12. Collaboration with the wider treatment team takes time and effort….particularly at the start of treatment, and/or when a client is in physiological danger and may need to be referred to an inpatient milieu. Nutritionist, therapist and medical doctor need to stay in touch, communicating in person, by phone, fax or via email. With their clients, nutritionists must become comfortable wearing the various "hats" of collaborating team members, “understudying” each others parts, identifying and addressing medical and psychological issues across the board, referring clients back to specialists for additional care.

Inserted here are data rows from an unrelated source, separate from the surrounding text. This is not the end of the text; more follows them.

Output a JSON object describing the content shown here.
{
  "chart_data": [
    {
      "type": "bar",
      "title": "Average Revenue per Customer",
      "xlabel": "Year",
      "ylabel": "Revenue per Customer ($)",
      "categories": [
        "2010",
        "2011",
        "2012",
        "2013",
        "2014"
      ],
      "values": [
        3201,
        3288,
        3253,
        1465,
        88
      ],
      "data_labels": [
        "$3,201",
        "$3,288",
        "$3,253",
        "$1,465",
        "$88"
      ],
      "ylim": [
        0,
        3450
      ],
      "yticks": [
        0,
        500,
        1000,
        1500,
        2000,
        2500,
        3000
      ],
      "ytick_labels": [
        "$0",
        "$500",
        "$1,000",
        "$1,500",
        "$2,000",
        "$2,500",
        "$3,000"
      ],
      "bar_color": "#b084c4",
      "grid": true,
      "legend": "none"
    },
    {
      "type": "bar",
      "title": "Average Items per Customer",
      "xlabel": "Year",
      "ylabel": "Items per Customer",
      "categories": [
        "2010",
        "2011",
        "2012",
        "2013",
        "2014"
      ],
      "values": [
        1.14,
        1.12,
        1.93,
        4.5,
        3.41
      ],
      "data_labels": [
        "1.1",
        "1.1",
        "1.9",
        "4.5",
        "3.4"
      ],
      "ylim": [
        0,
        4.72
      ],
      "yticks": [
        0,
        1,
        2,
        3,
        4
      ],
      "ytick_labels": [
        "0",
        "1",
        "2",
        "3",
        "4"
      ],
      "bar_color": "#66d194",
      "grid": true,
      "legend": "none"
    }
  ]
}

13. The message your client hears is not always the one you or your team mates intended to send. Listen "between the lines" to the client's thinking and responses. If you were to say "You're doing great! (based on weight gain), I won't need to see you now for a month," your client may be hearing, "You are comfortably fat now and sufficiently over your disease to stop your efforts to recover. You've gained enough weight so you are free to start restricting again." Help the client to field and resolve any team-based miscommunication.

14. Don't lose sight of the importance of assessing and managing the frequency and duration of physical exercise for eating disordered clients. The amount and nature of physical exertion will determine how many calories a person requires in order to restore weight, nourish and sustain a healthfully functioning body, and sustain that bodily status. It is for the nutritionist, in conjunction with the therapist and medical doctor, to decide how much exercise is appropriate, and at what point in the recovery, to allow eating disorder recovery to occur. Be aware that exercise in eating disordered individuals, anorexic and bulimic alike, is typically used as a purge technique.  Nutritionists require continual access to pertinent information about exercise activities.